一個用於白名單服務的布隆過濾器(bloom filter)

     
      bloom filter這種數據結構用於判斷一個元素是否在集合內,當然,這種功能也可以由HashMap來實現。bloom filter與HashMap的區別在於,HashMap會儲存代表這個元素的key自身(如key爲"IKnow7",那麼HashMap將存儲"IKnow7"這12個字節(java),其實還需要包括引用大小,但java中相同string只存一份),而bloom filter在底層只會使用幾個bit來代表這個元素。在速度上,bloom filter對比與HashMap相差不大,底層同樣是hash+隨機訪問。
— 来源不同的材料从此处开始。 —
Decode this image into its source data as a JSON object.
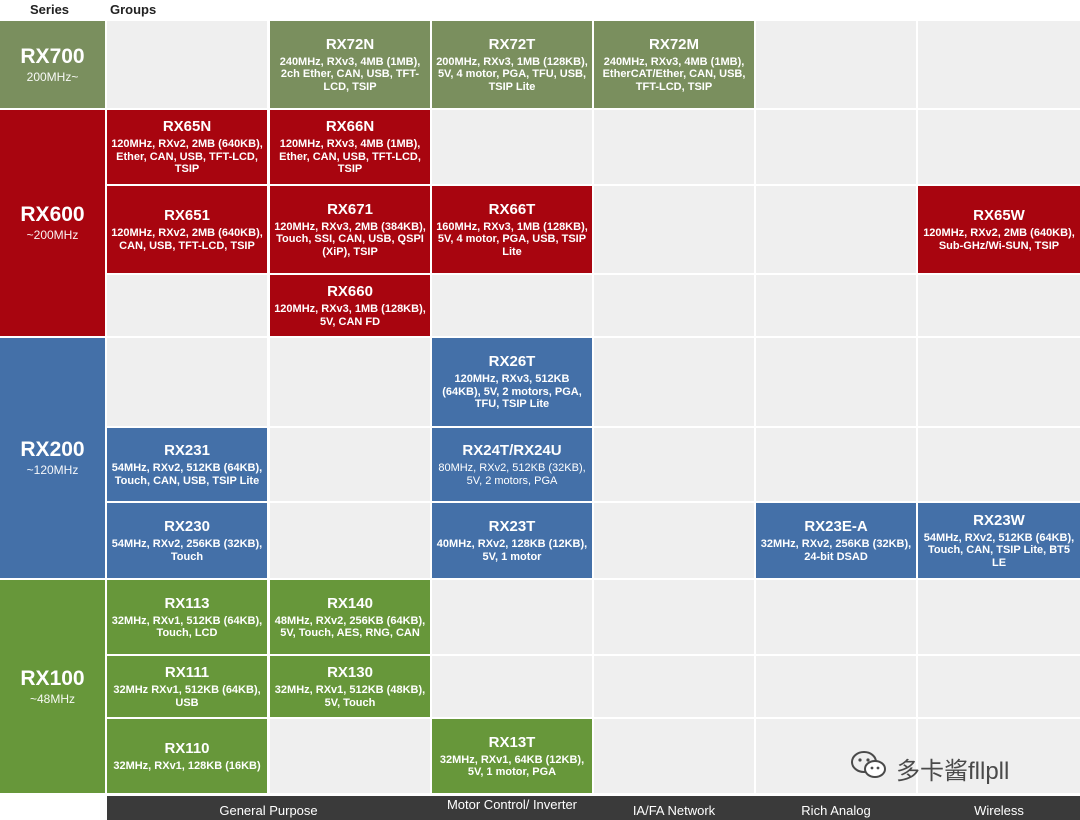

由於bloom filter對空間節省的特性,bloom filter適合判斷一個元素是否在海量數據集合中。

bloom filter的一些概念

     bloom filter並非十全十美。bloom filter在添加元素時,會將對象hash到底層位圖數組的k個位上,對這些位,bloom filter會將其值設爲1。由於hash函數特性以及位圖數組長度有限,不同的對象可能在某些位上有重疊。bloom filter在檢查元素是否存在時,會檢查該對象所對應的k個位是否爲1,如果全部都爲1表示存在,這裏就出現問題了,這些位上的1未必是該元素之前設置的,有可能是別的元素所設置的,所以會造成一些誤判,即原本不在bloom filter中的一些元素也被判別在bloom filter中。bloom filter的這種誤判被稱爲"積極的誤判",即存在的元素的一定會通過,不存在的元素也有可能通過,而不會造成對存在的元素結果爲否的判定。
                    
     可以簡單猜測,誤判的概率與hash的選擇、位圖數組的大小、當前元素的數量以及K(映射位的個數)有關。一般來說,hash值越平均、位圖數組越大、元素數量越少那麼誤判的概率就越低。
     這是一個大牛寫的關於bloom filter設計與誤判率的理論分析,大夥可以去看看:http://www.cnblogs.com/allensun/archive/2011/02/16/1956532.html

bloom filter在web上的應用

     在web應用中我們經常需要使用白名單來過濾一些請求,用以避免一些無效的數據庫訪問或者惡意攻擊。對於允許一些誤判率且存在海量數據的白名單來說,使用bloom filter是不二的選擇。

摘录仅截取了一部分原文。